Now, I have to say that as the family’s designated trained chimpanzee*, I am possessed of a modicum of tech smarts and am demonstrably capable of reading and following directions. I feel confident that I could have figured out how to connect my cell to my car via Bluetooth, etc., by myself, but doing so was very low on my list of priorities. (Of course, the easiest way to get something done is to get somebody else to do it for you!)
Tuesday was much cooler than Monday. I had hoped to stay in out of it. However, about 2:30, I got a call from my mom. Her telephone number of ancient memory had been restored to its ancestral wire, and she and her friends had resumed phoning each other. But, just when normalcy seemed to have beeen established once more, she got a voice mail. She got quite exercised about it. She was adamant she did not want voice mail, but wanted her answering machine back (which she already knew how to operate). A goodly bit of gnashing of teeth and ruing of the day was also involved. Her cordless phone has voicemail settings but you were advised to call the phone company (you have to program in the voicemail access number for your particular carrier). I drove over and called the phone company for her to see what needed to be done to drag her kicking and screaming into the 21st century. (AT&T takes their tech support from the Phillipines. Even when my mom was not hearing impaired, she had trouble with foreign accents, like Boston, Canada and the San Fernando Valley. Brits and anyone speaking English as a second language might as well be speaking Swahili.) We learned, to her immense relief, that voicemail could be deactivated, thus allowing her messages to continue to go to her answering machine. I got the tech support lady to do that, and there was great joy in Mudville. I later was able to play her voice mails for her. She had three. One from an actual caller, and two from herself calling her land line from her cell phone to try to circumvent voicemail and get her answering machine.
Wednesday, I thought I might go out, but early in the day, the toilet in the en suite off the master bedroom malfunctioned — the lever attached to the handle that pulls the chain that lifts the flap and starts the flush cycle when you press the handle down broke off the handle. One could flush the toilet if one removed the top off the tank and fished around in the water for the chain to lift the flap with, but this is highly unsatisfactory as a long-term solution. The plumber was summoned, eventually got there and easily replaced the assembly, and that crisis is also resolved.

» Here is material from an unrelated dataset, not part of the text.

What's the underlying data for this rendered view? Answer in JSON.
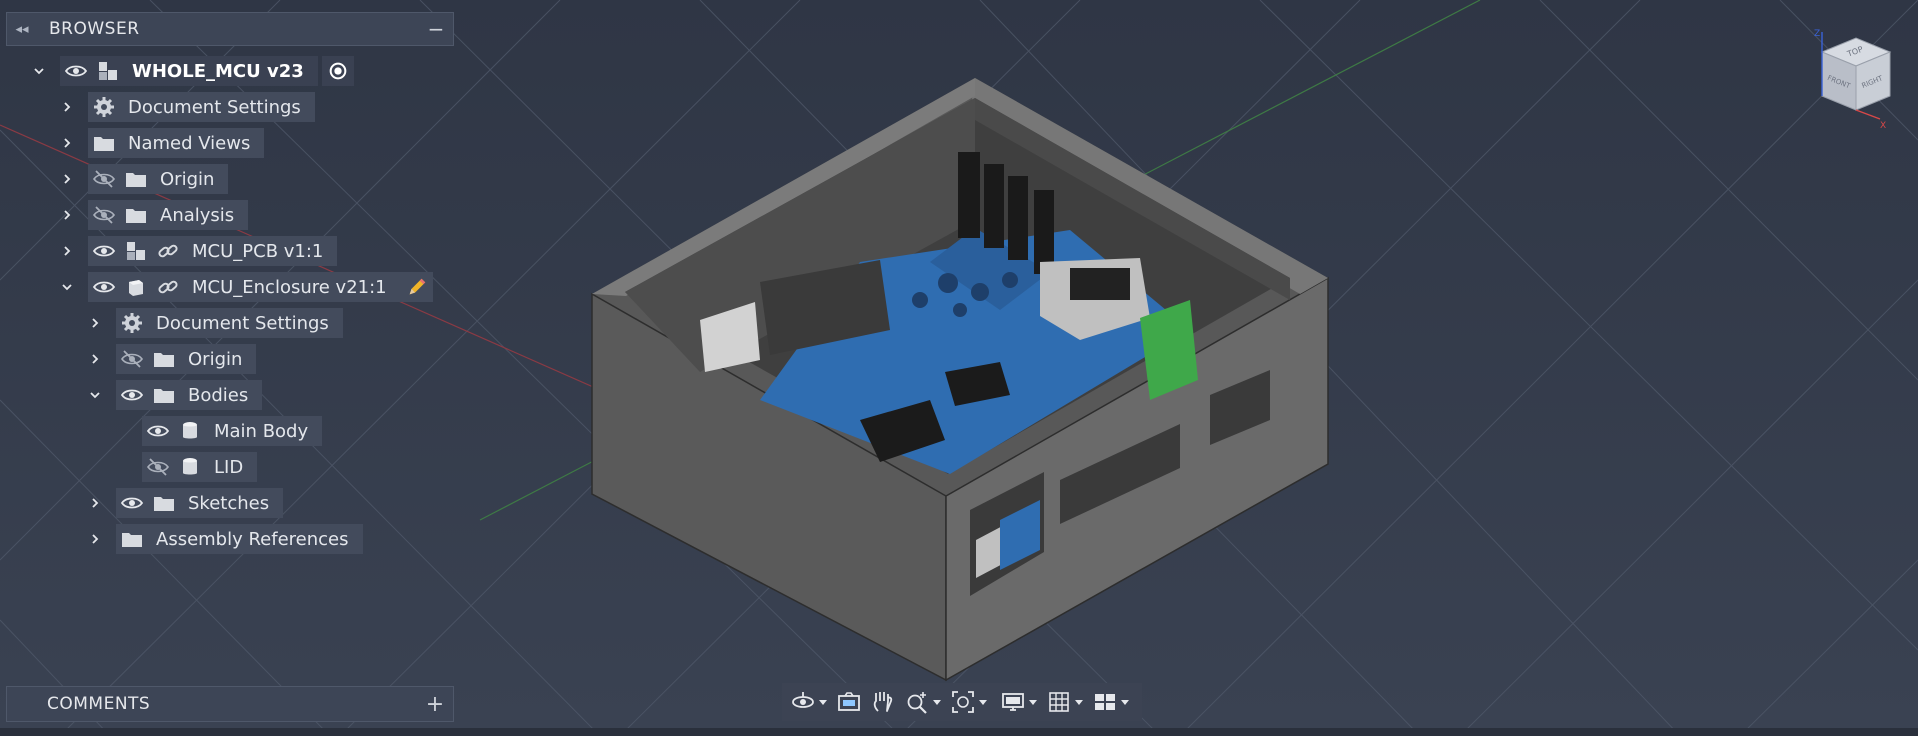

The missing ankle weights and hand weights are still at large. I’m durned if I know where they are. I will spring for another pair of ankle weights because I need them as part of my rehab process, but mark my words, three days after the new ones arrive, I’ll find the old ones. In a place I’ve looked six times already. (They’ll be in Plainview.**)
*If something is so simple a trained chimpanzee could do it, I am the one who gets to explain it to my mom. **Whenever you lose something, you inevitably wind up finding it in Plainview.